Последние крохи он закидывал в первый попавшийся улей и, погудев туда, чтобы раздразнить пчел, убегал со всех ног к пруду. За ним летел разъяренный рой, а он только ухал и хохотал. Пробежав незамеченным через всю деревню, он бросался в пруд и плыл на глубину, где на дне, в полумраке, отдыхали русалки. Спящим можно было связать волосы друг с другом, но еще лучше было наловить мелких рыбешек и запустить их водявам под рубашки. Такой переполох начинался!
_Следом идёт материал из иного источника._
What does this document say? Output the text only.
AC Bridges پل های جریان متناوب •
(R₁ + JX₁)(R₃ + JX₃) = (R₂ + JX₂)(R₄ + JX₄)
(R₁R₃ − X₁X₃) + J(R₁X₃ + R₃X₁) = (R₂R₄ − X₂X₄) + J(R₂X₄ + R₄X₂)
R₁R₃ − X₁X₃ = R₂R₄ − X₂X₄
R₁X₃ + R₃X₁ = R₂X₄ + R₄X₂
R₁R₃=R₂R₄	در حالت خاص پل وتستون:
В церкви вел службы поп. Маленький такой, невидный. Было ему лет около сорока, но до сих пор в нем осталось что-то детское, беззащитное — то ли в неловкой фигуре, то ли в открытой тонкой шее, то ли в близоруком прищуре. Он носил очки, от которых у него к концу службы слезились глаза. Борода его была небольшой и редковатой. Иные батюшки, глядишь, еще в семинарии с бородищами до пупа похаживают, а у этого только к сорока годам и отросла. Здоровьем он был не то чтобы слаб, но очень за него боялся. И когда его вызывали посреди дождливой ночи в соседнюю деревню причастить умирающего, он долго укутывал горло шарфом и всегда надевал галоши. Потом раскрывал на пороге зонт, садился в телегу и говорил мужику, приехавшему за ним: «Ты бы, братец, как-нибудь побыстрее, что ли, а то …» — у него была привычка не договаривать фразы. Мужик, перекрестившись, встряхивал вожжами, а он читал про себя молитву на счастливый путь и, вздыхая, устраивался поудобнее на мокром сене. Еще у него была привычка, идя вдоль стены или забора, постукивать по ним чем-нибудь, хоть зонтиком, хоть рукой, будто ощупывая дорогу. Крестьяне подшучивали над ним за глаза: «Аль, ослеп у нас батюшка-то? Как теперь служить будет? Ну да ничего, может мы когда подскажем, а где, может, сам придумает».